Twilight Zone-Mastermind Rod Serling lässt in seinem Drehbuch zu Sieben Tage im Mai eine stark an Julius Cäsar erinnernde Verschwörung hoher Militärs gegen den US-Präsidenten los und mit John Frankenheimer auf dem Regiestuhl sowie hochkarätig mit Burt Lancaster – der im gleichen Jahr mit Frankenheimer auch den großartigen Der Zug herausbrachte -, Kirk Douglas, Fredric March, Edmond O’Brien, Martin Balsam und Andrew Duggan besetzt kann sich der fertige Film von Anfang bis Ende sehen lassen. Die beiden Hochkaräter Douglas als Aufdecker der Verschwörung und Lancaster als eindrucksvoll bedrohlicher Strippenzieher mit großen Machtphantasien lassen dabei dem anderen Darstellern genug Raum sich zu entfalten und nebem March als US-Präsident – dessen Abrüstungsgespräche mit den Sowjets ihn so gefährlich für manche Leute im Pentagon machen – kann vor allem Edmond O’Brien als trinkfester demokratischer Senator überzeugen der einer geheimen Basis der Verschwörer auf die Schliche kommt.
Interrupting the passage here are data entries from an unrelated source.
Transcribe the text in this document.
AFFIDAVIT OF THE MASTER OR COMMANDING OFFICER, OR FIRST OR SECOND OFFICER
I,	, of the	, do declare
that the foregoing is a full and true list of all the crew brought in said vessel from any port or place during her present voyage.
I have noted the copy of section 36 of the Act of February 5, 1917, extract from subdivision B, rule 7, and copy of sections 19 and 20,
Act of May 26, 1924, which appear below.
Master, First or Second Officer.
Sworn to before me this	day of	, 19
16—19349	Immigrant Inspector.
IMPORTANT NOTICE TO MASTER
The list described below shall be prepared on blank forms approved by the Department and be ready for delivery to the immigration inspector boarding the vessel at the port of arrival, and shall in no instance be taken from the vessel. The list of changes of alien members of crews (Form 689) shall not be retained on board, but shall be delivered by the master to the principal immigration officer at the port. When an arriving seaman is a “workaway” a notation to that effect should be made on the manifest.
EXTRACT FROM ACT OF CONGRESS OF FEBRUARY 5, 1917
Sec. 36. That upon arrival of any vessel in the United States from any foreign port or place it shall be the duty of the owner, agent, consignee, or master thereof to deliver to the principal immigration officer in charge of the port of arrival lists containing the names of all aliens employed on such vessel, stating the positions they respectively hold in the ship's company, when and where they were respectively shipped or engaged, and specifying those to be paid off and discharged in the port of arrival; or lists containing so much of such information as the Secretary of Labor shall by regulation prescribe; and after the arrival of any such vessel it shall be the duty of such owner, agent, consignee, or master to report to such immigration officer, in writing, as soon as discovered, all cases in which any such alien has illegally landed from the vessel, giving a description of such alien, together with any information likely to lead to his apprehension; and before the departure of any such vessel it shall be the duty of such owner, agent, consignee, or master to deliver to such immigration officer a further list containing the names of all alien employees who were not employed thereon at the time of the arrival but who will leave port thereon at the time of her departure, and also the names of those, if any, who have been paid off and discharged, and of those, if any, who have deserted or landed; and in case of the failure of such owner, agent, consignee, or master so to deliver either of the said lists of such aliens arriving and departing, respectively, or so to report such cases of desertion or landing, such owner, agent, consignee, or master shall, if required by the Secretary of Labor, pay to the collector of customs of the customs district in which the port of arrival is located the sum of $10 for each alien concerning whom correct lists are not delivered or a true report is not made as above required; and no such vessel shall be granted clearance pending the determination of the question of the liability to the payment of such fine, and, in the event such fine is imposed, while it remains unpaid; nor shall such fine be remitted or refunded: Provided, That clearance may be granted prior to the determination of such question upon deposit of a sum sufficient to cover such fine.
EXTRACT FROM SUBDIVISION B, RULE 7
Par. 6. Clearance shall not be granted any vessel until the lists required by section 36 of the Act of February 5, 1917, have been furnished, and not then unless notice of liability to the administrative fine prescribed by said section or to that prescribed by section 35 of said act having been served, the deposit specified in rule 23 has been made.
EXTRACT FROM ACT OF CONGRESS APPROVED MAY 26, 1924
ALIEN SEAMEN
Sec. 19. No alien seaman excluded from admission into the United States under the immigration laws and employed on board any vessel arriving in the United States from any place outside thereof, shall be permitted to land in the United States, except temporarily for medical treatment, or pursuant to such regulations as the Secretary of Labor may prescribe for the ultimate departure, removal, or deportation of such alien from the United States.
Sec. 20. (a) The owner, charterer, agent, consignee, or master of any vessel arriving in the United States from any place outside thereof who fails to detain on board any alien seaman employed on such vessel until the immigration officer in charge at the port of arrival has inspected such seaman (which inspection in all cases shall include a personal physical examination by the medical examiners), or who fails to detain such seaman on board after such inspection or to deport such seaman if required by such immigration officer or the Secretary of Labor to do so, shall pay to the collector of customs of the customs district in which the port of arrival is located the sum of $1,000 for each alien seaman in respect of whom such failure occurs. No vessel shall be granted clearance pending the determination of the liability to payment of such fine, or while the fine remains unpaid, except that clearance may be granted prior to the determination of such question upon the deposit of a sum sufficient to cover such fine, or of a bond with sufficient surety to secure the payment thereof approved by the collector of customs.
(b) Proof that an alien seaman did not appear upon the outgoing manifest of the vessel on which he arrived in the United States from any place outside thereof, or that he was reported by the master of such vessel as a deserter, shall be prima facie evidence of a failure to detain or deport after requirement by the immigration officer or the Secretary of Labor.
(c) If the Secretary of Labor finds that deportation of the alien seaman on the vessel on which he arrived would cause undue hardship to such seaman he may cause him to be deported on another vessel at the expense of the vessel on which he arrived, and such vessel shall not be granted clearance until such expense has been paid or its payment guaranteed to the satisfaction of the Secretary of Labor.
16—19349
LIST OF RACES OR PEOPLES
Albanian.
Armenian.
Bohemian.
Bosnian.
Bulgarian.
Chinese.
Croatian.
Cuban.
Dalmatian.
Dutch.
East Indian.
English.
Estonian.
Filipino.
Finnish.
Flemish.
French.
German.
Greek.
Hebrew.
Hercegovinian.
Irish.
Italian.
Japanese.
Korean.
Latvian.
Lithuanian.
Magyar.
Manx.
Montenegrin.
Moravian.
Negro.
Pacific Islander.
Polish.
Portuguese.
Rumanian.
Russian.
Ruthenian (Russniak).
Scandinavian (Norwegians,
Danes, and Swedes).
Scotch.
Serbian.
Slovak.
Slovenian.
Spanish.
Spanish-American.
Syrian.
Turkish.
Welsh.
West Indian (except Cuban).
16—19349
Dabei ist Sieben Tage im Mai aber deutlich weniger actionlastig als man denken könnte, sondern bezieht seine Spannung vor allem aus den Gesprächen aller Beteiligten untereinander und wie sich die Verschwörung vor dem von Douglas gespielten Colonel Casey immer weiter auffächert. Wer an spannenden Polit-Thrillern mit starken Schaupsielleistungen seine Freude hat, macht mit Sieben Tage im Mai am Ende also verdammt viel richtig und bekommt einen der stärksten Regiearbeiten von Frankenheimer serviert.